Inivitar means invite, of course, but in the right context it can mean treat someone to something. Let’s look at some examples.
- Yo invito. Yo te invito. I’m paying (for us).
- No importa, yo invito. You don’t have money on you? No problem, I got it. My treat.
- Los invito a cenar. Dinner’s on me. Note that the recipients, the people being treated, appear as the direct object.
- ¿Le puedo invitar una copa? Can I buy you a drink? Here, since the direct object is the thing being paid for, the recipient goes in the indirect object position.
The saying El que invita, paga emphasizes the relationship between these two meanings of invitar. If someone invites you to do an activity and uses the verb invitar, it is likely that they are planning to pay for the both of you. ¿Te puedo invitar al cine el sábado? However, if they say something like ¿Quieres ir al cine?, they may or may not be intended to treat you.

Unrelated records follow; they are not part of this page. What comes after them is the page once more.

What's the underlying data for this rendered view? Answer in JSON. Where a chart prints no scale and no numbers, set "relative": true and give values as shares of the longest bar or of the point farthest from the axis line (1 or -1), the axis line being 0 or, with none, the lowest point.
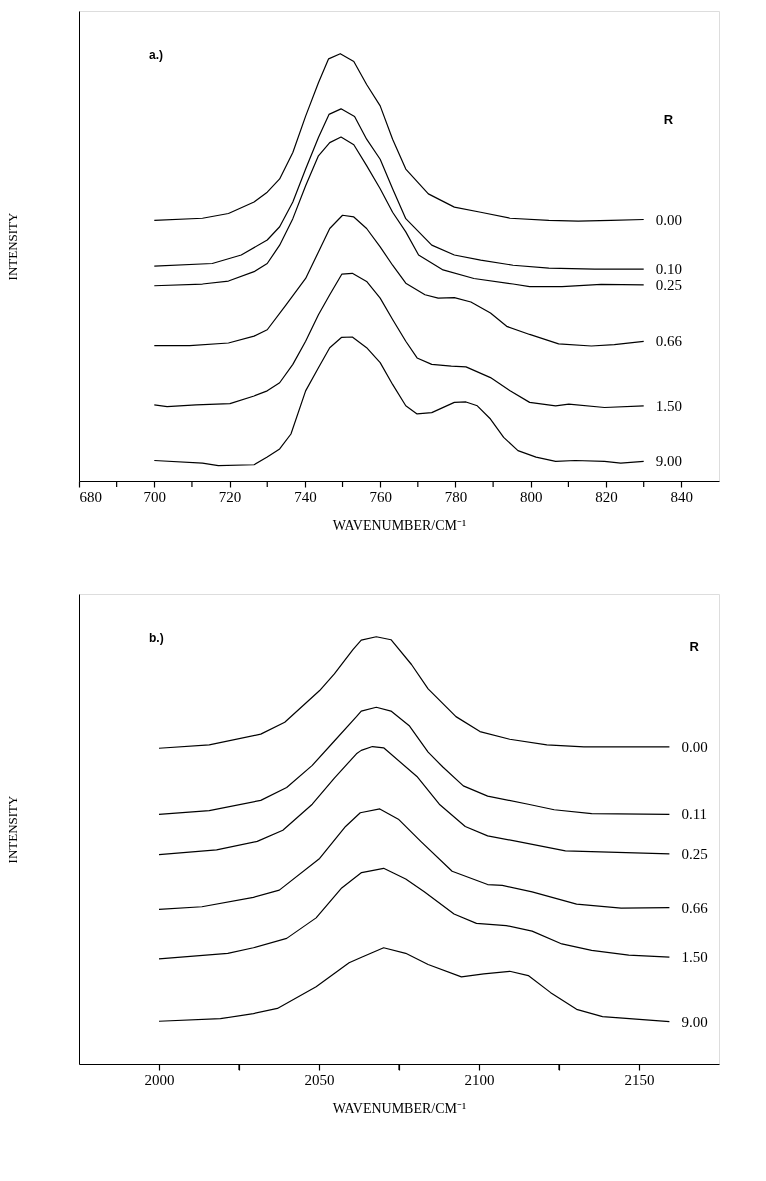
{
  "chart_data": [
    {
      "type": "line",
      "relative": true,
      "xlabel": "WAVENUMBER/CM⁻¹",
      "ylabel": "INTENSITY",
      "legend_title": "R",
      "annotations": [
        "a.)"
      ],
      "tick_labels": "x",
      "xlim": [
        680,
        850
      ],
      "xticks": [
        680,
        {
          "value": 690,
          "label": null
        },
        700,
        {
          "value": 710,
          "label": null
        },
        720,
        {
          "value": 730,
          "label": null
        },
        740,
        {
          "value": 750,
          "label": null
        },
        760,
        {
          "value": 770,
          "label": null
        },
        780,
        {
          "value": 790,
          "label": null
        },
        800,
        {
          "value": 810,
          "label": null
        },
        820,
        {
          "value": 830,
          "label": null
        },
        840
      ],
      "series": [
        {
          "name": "0.00",
          "color": "#000000",
          "x": [
            700,
            712.8,
            719.7,
            726.5,
            730,
            733.3,
            736.8,
            740.2,
            743.6,
            746.3,
            749.4,
            753,
            756.4,
            760,
            763.3,
            766.8,
            772.8,
            779.7,
            786.7,
            794.5,
            804.8,
            812.6,
            821.3,
            830
          ],
          "values": [
            0.61,
            0.615,
            0.626,
            0.653,
            0.676,
            0.707,
            0.769,
            0.854,
            0.932,
            0.988,
            1.0,
            0.982,
            0.928,
            0.878,
            0.8,
            0.73,
            0.672,
            0.641,
            0.629,
            0.615,
            0.61,
            0.608,
            0.61,
            0.612
          ]
        },
        {
          "name": "0.10",
          "color": "#000000",
          "x": [
            700,
            715.4,
            723.1,
            730,
            733.3,
            736.8,
            740.2,
            743.6,
            746.4,
            749.6,
            753.2,
            756.4,
            760,
            763.3,
            766.8,
            773.7,
            779.7,
            786.7,
            795.3,
            804.8,
            817,
            830
          ],
          "values": [
            0.503,
            0.509,
            0.529,
            0.564,
            0.595,
            0.653,
            0.73,
            0.804,
            0.858,
            0.871,
            0.853,
            0.8,
            0.753,
            0.684,
            0.614,
            0.552,
            0.529,
            0.517,
            0.505,
            0.498,
            0.496,
            0.496
          ]
        },
        {
          "name": "0.25",
          "color": "#000000",
          "x": [
            700,
            712.8,
            719.7,
            726.5,
            730,
            733.3,
            736.8,
            740.2,
            743.6,
            746.6,
            749.6,
            753,
            756.4,
            760,
            763.3,
            766.8,
            770.2,
            776.7,
            784.9,
            795.3,
            799.7,
            808.3,
            818.7,
            830
          ],
          "values": [
            0.457,
            0.461,
            0.468,
            0.49,
            0.509,
            0.552,
            0.614,
            0.691,
            0.761,
            0.792,
            0.805,
            0.787,
            0.738,
            0.684,
            0.629,
            0.583,
            0.529,
            0.494,
            0.474,
            0.461,
            0.455,
            0.455,
            0.46,
            0.459
          ]
        },
        {
          "name": "0.66",
          "color": "#000000",
          "x": [
            700,
            709.4,
            719.7,
            726.5,
            730,
            735,
            740.2,
            743.6,
            746.6,
            750,
            753,
            756.4,
            760,
            763.3,
            766.8,
            771.9,
            775.4,
            779.7,
            784.1,
            789.3,
            793.6,
            799.7,
            807.4,
            816.1,
            822.2,
            830
          ],
          "values": [
            0.317,
            0.317,
            0.323,
            0.339,
            0.354,
            0.412,
            0.474,
            0.536,
            0.591,
            0.622,
            0.618,
            0.591,
            0.548,
            0.505,
            0.463,
            0.436,
            0.428,
            0.429,
            0.419,
            0.393,
            0.362,
            0.343,
            0.321,
            0.316,
            0.319,
            0.327
          ]
        },
        {
          "name": "1.50",
          "color": "#000000",
          "x": [
            700,
            703.4,
            711.1,
            720.1,
            726.5,
            730,
            733.3,
            736.8,
            740.2,
            743.6,
            746.6,
            749.8,
            752.6,
            756.4,
            760,
            763.3,
            766.8,
            769.8,
            773.7,
            778.9,
            782.8,
            789.3,
            794.5,
            799.7,
            806.6,
            810.1,
            819.6,
            830
          ],
          "values": [
            0.178,
            0.174,
            0.178,
            0.181,
            0.199,
            0.211,
            0.23,
            0.273,
            0.327,
            0.389,
            0.436,
            0.484,
            0.486,
            0.467,
            0.428,
            0.378,
            0.327,
            0.288,
            0.273,
            0.269,
            0.267,
            0.242,
            0.211,
            0.184,
            0.176,
            0.18,
            0.172,
            0.176
          ]
        },
        {
          "name": "9.00",
          "color": "#000000",
          "x": [
            700,
            712.8,
            717,
            726.5,
            730,
            733.3,
            736.3,
            740.2,
            743.6,
            746.6,
            749.7,
            752.6,
            756.4,
            760,
            763.3,
            766.8,
            769.8,
            773.7,
            779.7,
            782.8,
            785.8,
            789.3,
            792.8,
            796.6,
            801.4,
            806.6,
            811.8,
            819.6,
            823.9,
            830
          ],
          "values": [
            0.048,
            0.042,
            0.036,
            0.038,
            0.056,
            0.075,
            0.11,
            0.211,
            0.265,
            0.312,
            0.336,
            0.337,
            0.312,
            0.277,
            0.226,
            0.176,
            0.157,
            0.16,
            0.184,
            0.185,
            0.176,
            0.145,
            0.102,
            0.071,
            0.056,
            0.046,
            0.048,
            0.046,
            0.042,
            0.046
          ]
        }
      ]
    },
    {
      "type": "line",
      "relative": true,
      "xlabel": "WAVENUMBER/CM⁻¹",
      "ylabel": "INTENSITY",
      "legend_title": "R",
      "annotations": [
        "b.)"
      ],
      "tick_labels": "x",
      "xlim": [
        1975,
        2175
      ],
      "xticks": [
        2000,
        {
          "value": 2025,
          "label": null
        },
        2050,
        {
          "value": 2075,
          "label": null
        },
        2100,
        {
          "value": 2125,
          "label": null
        },
        2150
      ],
      "series": [
        {
          "name": "0.00",
          "color": "#000000",
          "x": [
            2000,
            2015.7,
            2031.8,
            2039.3,
            2050.2,
            2054.8,
            2060.6,
            2063.2,
            2067.9,
            2072.5,
            2078.9,
            2084.1,
            2092.8,
            2100.3,
            2109.6,
            2121.2,
            2132.8,
            2159.5
          ],
          "values": [
            0.739,
            0.747,
            0.772,
            0.8,
            0.874,
            0.913,
            0.97,
            0.992,
            1.0,
            0.993,
            0.935,
            0.878,
            0.813,
            0.778,
            0.76,
            0.747,
            0.742,
            0.742
          ]
        },
        {
          "name": "0.11",
          "color": "#000000",
          "x": [
            2000,
            2015.7,
            2031.8,
            2039.9,
            2047.9,
            2054.8,
            2061.7,
            2063.2,
            2067.9,
            2072.5,
            2078.3,
            2084.1,
            2088.7,
            2095.1,
            2102.7,
            2115.4,
            2123.5,
            2135.2,
            2159.5
          ],
          "values": [
            0.584,
            0.593,
            0.617,
            0.647,
            0.699,
            0.756,
            0.813,
            0.826,
            0.835,
            0.826,
            0.791,
            0.73,
            0.695,
            0.651,
            0.627,
            0.608,
            0.595,
            0.586,
            0.584
          ]
        },
        {
          "name": "0.25",
          "color": "#000000",
          "x": [
            2000,
            2018,
            2030.7,
            2038.7,
            2047.9,
            2054.8,
            2061.7,
            2063.2,
            2066.7,
            2070.2,
            2080.6,
            2087.6,
            2095.7,
            2102.7,
            2111.9,
            2127,
            2159.5
          ],
          "values": [
            0.49,
            0.501,
            0.521,
            0.547,
            0.608,
            0.669,
            0.726,
            0.734,
            0.743,
            0.74,
            0.673,
            0.608,
            0.556,
            0.534,
            0.521,
            0.499,
            0.492
          ]
        },
        {
          "name": "0.66",
          "color": "#000000",
          "x": [
            2000,
            2013.4,
            2029.5,
            2037.6,
            2050.2,
            2058.3,
            2062.9,
            2069,
            2074.8,
            2081.8,
            2091.6,
            2102.7,
            2107.3,
            2116.6,
            2130.5,
            2144.4,
            2159.5
          ],
          "values": [
            0.362,
            0.368,
            0.39,
            0.407,
            0.481,
            0.556,
            0.588,
            0.597,
            0.573,
            0.521,
            0.451,
            0.42,
            0.418,
            0.403,
            0.374,
            0.365,
            0.366
          ]
        },
        {
          "name": "1.50",
          "color": "#000000",
          "x": [
            2000,
            2021.5,
            2029.5,
            2039.9,
            2049.1,
            2057.1,
            2063.3,
            2070.2,
            2077.1,
            2082.9,
            2092.2,
            2099.2,
            2108.5,
            2116.6,
            2125.9,
            2135.2,
            2146.8,
            2159.5
          ],
          "values": [
            0.246,
            0.259,
            0.272,
            0.294,
            0.342,
            0.412,
            0.448,
            0.458,
            0.433,
            0.403,
            0.351,
            0.329,
            0.324,
            0.311,
            0.281,
            0.266,
            0.255,
            0.25
          ]
        },
        {
          "name": "9.00",
          "color": "#000000",
          "x": [
            2000,
            2019.2,
            2029.5,
            2037,
            2049.1,
            2059.4,
            2063.3,
            2070.2,
            2077.1,
            2084.1,
            2094.5,
            2101.5,
            2109.6,
            2115.4,
            2122.4,
            2130.5,
            2138.6,
            2159.5
          ],
          "values": [
            0.1,
            0.106,
            0.118,
            0.13,
            0.181,
            0.237,
            0.25,
            0.272,
            0.259,
            0.233,
            0.204,
            0.211,
            0.217,
            0.207,
            0.167,
            0.128,
            0.111,
            0.099
          ]
        }
      ]
    }
  ]
}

Invitar, like mochar, can be used to ask someone to share. ¿Me invitas? Could I share your drink? I was asked this at home; no question of who would pay was involved.
The verb disparar works informally for this same function: Te disparo unos tacos. Let me take you out for tacos. I’m paying.
The usual meaning of disparar is shoot (with a gun), but note that it takes an indirect object pronoun: Le dispararon. They shot him. If you’re expecting a direct object here, it may help to imagine the translation as They shot bullets into him. The bullets are the things being shot (out of the gun). The person shot is the recipient, so they are rendered as an indirect object in Spanish.